The Markit SI service will address the MiFID requirement that when one party to a transaction executed off-venue or on a non-European venue is an SI, that party is responsible for reporting trades on a near real-time basis. This means knowing the SI status of counterparties will become a key part of trade reporting workflow.
Markit says regulators will list SI firms, but claims its register will provide more granular data. Brie Lam, Markit director of regulatory and compliance services, explains: “ESMA will publish a list of all firms that have notified their EU national competition authority (NCA) that they are SIs. However, if a dealer registers as an SI for only a narrow class of instruments and an investment firm transacts off venue with that dealer in a different type of instrument, that firm could be responsible for reporting. That’s why it’s important to know the full scope of the dealer’s SI registration at a granular level.”
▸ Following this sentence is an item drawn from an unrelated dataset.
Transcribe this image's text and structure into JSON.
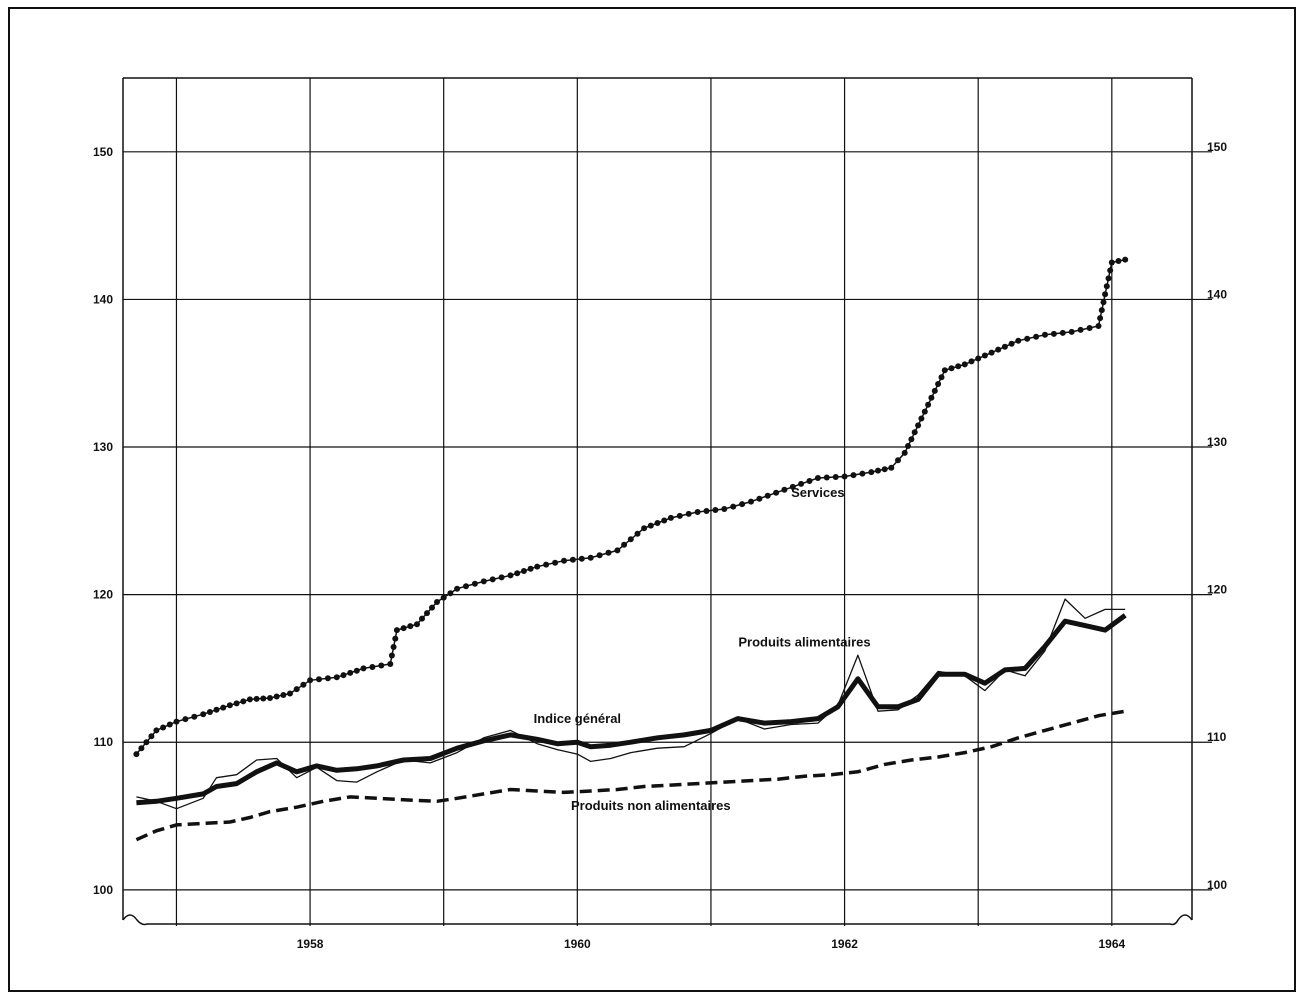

She adds: “Dealers are likely to adopt a range of strategies in complying with the SI regime. Some will opt to register broadly across multiple asset classes and others will register on a granular basis for only the products in which they have significant trade volume. Our registry provides on-demand access to SI status, giving firms full pre- and post-trade transparency for whether they are subject to reporting rules on any given trade.”
Markit has designed the SI register to support trade reporting workflow and give investment firms a mechanism for disseminating SI status to Approved Publication Arrangements (APAs) and their clients. The service was developed in consultation with the International Swaps and Derivatives Association (ISDA), broker-dealers, APAs and other industry groups.